18 March 2012

Entrenching corruption

Matt Taibbi writes:
In a pure capitalist system, an institution as moronic and corrupt as Bank of America would be swiftly punished by the market - the executives would get to loot their own firms once, then they'd be looking for jobs again. But with the limitless government support of Too Big to Fail, these failing financial giants get to stay undead forever, continually looting the taxpayer, their depositors, their shareholders and anyone else they can get their hands on. Too crooked to fail, Matt Taibbi, 'Rolling Stone', 29 March
Yes, a pure capitalist system would be an improvement on the current model, in that it would respond to people's wishes, rather than the interests of monopolies or government. What we have in the west, more and more, is government that is reponsive not so much to the citizens whom it's supposed to represent, but to powerful institutions. These include large corporations, trade unions, or government agencies, including the military. They all have one over-riding goal: self-perpetuation, regardless of the interests of society or the environment. Unfortunately, there is little in the way of self-correction, especially when government gets involved. Indeed, the dynamic works in the other direction: corrupt favouritism entrenches itself along the lines that Mr Taibbi describes. Interests groups whose influence is out of all proportion to their contribution to society benefit from direct subsidy or regulatory manipulation to such an extent that they become wealthy enough to resist any change.

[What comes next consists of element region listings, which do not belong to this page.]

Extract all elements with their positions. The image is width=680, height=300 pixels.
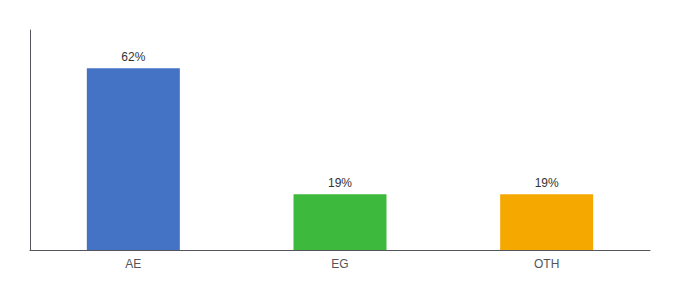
svg-text:OTH: OTH [534,257,559,271]
svg-text:19%: 19% [535,176,559,190]
svg-text:AE: AE [125,257,141,271]
svg-text:62%: 62% [121,50,145,64]
svg-text:19%: 19% [328,176,352,190]
svg-text:EG: EG [331,257,348,271]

If this sounds far-fetched take a look not only at the Bank of America, but also at farmers and agribusiness in virtually every rich country. The insanity of agricultural support policies has been widely understood and quantified for several decades now. Its persistence is a savage indictment of our so-called capitalist model.

06 March 2012

Social Impact Bonds and Social Policy Bonds

Social Impact Bonds, about which I have blogged before, are a small step in the right direction. (I have had no input into their creation, though I have spoken to their lead developer.) Their best feature is that they target outcomes, rather than activities, inputs, or outputs. To my mind they suffer from the deficiency that they are not envisaged as being tradeable. This means they have to focus on narrow and short-term goals, for which the purchasers of the bonds can expect to hold them until redemption. This in turn means that the arrangements for each issue are more along the lines of contracts whose reporting requirements (monitoring progress toward the goal etc) seem quite burdensome in relation to the intended outcome.

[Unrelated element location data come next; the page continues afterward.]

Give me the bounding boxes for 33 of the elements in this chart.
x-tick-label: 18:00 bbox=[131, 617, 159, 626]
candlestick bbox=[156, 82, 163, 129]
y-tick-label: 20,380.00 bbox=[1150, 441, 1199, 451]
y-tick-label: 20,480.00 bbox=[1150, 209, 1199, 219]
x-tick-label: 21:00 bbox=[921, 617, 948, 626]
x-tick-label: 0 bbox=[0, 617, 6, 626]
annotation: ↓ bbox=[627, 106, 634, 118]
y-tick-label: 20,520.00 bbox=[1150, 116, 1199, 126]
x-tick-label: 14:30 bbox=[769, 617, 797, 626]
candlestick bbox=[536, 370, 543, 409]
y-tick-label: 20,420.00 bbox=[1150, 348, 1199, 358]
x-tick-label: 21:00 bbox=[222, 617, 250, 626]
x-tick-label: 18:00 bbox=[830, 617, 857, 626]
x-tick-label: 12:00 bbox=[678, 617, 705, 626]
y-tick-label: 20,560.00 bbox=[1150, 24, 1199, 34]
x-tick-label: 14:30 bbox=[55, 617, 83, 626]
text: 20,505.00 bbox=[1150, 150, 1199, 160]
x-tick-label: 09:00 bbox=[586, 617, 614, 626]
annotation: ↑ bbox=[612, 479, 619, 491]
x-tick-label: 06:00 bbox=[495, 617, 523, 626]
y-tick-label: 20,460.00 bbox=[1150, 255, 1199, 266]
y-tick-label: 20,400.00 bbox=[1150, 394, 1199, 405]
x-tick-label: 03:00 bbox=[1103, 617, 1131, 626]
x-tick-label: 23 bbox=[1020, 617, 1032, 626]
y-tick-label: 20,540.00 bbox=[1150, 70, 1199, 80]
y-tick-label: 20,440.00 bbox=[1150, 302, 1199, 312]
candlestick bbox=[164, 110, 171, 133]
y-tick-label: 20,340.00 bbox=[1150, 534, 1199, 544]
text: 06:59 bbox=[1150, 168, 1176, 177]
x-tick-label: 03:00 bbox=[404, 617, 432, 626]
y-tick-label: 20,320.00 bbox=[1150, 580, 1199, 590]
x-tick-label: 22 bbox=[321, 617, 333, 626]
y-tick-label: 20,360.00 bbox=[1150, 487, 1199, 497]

Social Policy Bonds, being tradeable, can target broad, long-term goals, such as peace in the Middle East, or the avoidance of any sort of catastrophe, man-made or not. This is a huge advantage. Targeting outcomes, which both SIBs and Social Policy Bonds do, works better than the current, command-and-control system when we do not know in advance how best to achieve our social and environmental goals. If we target broad, long-term goals there is both: (1) less chance that targeted goals will achieved at the expense of goals that are not specifically targeted, and (2) more scope for investors to explore different ways of achieving these goals and follow and refine the best approaches. As well, reporting requirements will be a lesser proportion of the sums at stake.

Social Impact Bonds, though, are already being issued, while Social Policy Bonds, despite being in the public arena since 1989, have not. As well, I will readily concede that "Social Impact Bonds" is the better name. I was originally going to give my bonds the name "Social Objective Bonds" until one of my colleagues, more worldly than me, pointed out the meaning and widespread usage of the acronym.